In short, ASB is nothing more than preparation for Joint Forcible Entry operations. However, ASB assumes that the US will take on an A2/AD system directly a la Operation Overlord. I cited earlier that Operation Overlord was an A2/AD operation, and it was. But consider this. A2/AD capabilities were far less capable than they are today. Furthermore, Overlord was not even launched into the strongest shore defenses of Fortress Europe. After the Dieppe raid, Hitler ordered increased fortifications and defenses at major ports like Antwerp vice the beaches in between, assuming the allies would attack a major port again. In 1944, Normandy was not even the strongest of Nazi Germany’s shore defenses. In the Pacific, Iwo Jima was probably the most advanced defense Imperial Japan was able to mount on the most difficult terrain. In both cases, allied naval and aerial forces had almost complete air and sea superiority over the adversary. Both Normandy and Iwo Jima resulted in allied victories, but at great expense because they were direct offensives against prepared defenses ashore, exactly what ASB plans to do. Remember also that it was assumed, by the US Navy as late as 1943 and the US Army in 1944, that air and sea firepower would negate shore defenses. ASB is built around this same assumption, an assumption proven false sixty-nine years ago.

What a natural A2/AD system might look like. 
There is another option, of course. Don’t take on the enemy defense directly. Think Anzio or Inchon. There were significant A2/AD challenges on the shores of both WWII Italy and North Korea. Salerno proved that in Italy and many of the alternative landing sites in North Korea had been mined by NK forces. The best response in both cases was to not go where the enemy had emplaced A2/AD defenses. Anzio, if not an unmitigated operational success, was virtually unopposed and Inchon, better exploited, collapsed the entire North Korean war effort. Think I'm off base going so far back to gain insight about these types of operations? The latest desultory defense of the concept, in Armed Forces Journal, does so as well, defining all Japanese naval and air forces during World War II as A2/AD systems.
Modern amphibious assault planners know that, while it sometimes may be necessary to take on shore defenses head on, it should be the last resort. We can never assume that we will have air and naval superiority offshore, especially in light of China’s naval buildup. Furthermore, naval ships are far more vulnerable to shore based missiles than in the past. The increased A2/AD threat is real, after all. Joint Forcible Entry and its rebranded offspring AirSea Battle should strive to achieve an Inchon vice a Normandy.

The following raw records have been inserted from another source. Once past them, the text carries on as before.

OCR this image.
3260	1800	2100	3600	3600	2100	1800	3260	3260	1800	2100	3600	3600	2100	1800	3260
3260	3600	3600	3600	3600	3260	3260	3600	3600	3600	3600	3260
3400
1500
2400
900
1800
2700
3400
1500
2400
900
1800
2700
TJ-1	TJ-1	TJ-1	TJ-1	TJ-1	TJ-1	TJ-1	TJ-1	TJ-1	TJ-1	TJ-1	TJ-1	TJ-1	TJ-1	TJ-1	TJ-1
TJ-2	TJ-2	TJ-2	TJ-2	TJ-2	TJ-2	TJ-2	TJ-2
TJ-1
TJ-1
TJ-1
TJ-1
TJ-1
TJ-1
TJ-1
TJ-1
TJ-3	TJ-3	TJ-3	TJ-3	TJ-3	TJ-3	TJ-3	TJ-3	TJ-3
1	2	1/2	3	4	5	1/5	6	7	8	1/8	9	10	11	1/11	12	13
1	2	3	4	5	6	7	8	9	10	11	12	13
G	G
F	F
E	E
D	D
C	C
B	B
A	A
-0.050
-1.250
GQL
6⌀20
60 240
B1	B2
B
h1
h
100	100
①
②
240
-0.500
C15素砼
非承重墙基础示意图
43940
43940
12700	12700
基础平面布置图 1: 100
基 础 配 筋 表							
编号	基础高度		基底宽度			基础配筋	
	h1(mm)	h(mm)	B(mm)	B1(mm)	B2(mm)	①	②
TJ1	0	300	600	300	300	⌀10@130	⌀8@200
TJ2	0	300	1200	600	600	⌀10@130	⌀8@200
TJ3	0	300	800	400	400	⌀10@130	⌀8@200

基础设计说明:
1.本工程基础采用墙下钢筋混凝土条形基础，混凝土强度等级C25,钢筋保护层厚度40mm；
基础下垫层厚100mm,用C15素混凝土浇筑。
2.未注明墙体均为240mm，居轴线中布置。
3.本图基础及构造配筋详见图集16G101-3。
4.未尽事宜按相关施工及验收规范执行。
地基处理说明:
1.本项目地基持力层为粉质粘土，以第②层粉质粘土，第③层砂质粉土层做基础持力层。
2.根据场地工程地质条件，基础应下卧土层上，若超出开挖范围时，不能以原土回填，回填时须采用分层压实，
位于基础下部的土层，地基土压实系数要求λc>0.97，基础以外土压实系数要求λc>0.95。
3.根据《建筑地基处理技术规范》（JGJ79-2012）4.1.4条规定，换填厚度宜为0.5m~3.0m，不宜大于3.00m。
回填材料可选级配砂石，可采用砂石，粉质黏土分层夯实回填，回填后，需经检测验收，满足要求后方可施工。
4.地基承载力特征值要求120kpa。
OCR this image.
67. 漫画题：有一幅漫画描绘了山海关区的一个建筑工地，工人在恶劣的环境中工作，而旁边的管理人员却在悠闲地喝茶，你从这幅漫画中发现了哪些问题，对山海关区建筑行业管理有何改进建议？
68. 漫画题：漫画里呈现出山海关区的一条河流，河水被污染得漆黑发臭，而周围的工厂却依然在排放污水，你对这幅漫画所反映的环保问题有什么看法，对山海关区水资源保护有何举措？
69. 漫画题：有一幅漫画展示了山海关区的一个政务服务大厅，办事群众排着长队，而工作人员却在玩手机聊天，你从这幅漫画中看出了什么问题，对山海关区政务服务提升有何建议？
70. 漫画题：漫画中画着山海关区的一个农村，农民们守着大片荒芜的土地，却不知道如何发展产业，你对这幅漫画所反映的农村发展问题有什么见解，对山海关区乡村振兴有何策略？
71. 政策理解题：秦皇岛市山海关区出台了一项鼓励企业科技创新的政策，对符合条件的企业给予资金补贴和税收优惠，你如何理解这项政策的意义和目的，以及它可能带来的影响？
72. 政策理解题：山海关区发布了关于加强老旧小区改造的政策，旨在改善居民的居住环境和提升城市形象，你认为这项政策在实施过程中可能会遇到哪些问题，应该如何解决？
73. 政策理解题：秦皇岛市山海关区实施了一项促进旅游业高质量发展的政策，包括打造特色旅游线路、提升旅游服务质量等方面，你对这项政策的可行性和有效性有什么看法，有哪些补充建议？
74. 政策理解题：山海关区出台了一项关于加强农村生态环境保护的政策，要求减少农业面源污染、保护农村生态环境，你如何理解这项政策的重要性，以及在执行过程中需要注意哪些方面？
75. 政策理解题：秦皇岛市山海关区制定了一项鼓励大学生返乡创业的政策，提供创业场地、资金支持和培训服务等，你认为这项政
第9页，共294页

This guy knew how to exploit access, with photo ops. 
In the recent past, direct offensive actions against A2/AD systems, straight into the teeth of the defense if you will, may have worked but were extremely costly. Even if you successfully overcome A2/AD, you need enough survivors and firepower to then, you know, wage warfare inland. ASB wishes away this requirement, so much so that the two services who know a thing or two about land warfare were not even included in its formulation. The other option, a Liddell-Hart-esque indirect approach, is absent from the concept. (See this issue of Infinity Journal for just such an approach by T.X. Hammes) Those who say ASB is about beating China are wrong because ASB only plans a tactical victory over Chinese shore defenses, which may or may not lead to operational access, which may or may not be operationally exploited, which may or may not have strategic effects. Oh by the way, someone will figure out war termination after all our hopes come true as they always do. ASB can offer no victory over China, at best it gives us a framework for D+1. ASB gives you all this, or less, in the most expensive manner possible. Blood and treasure accepted.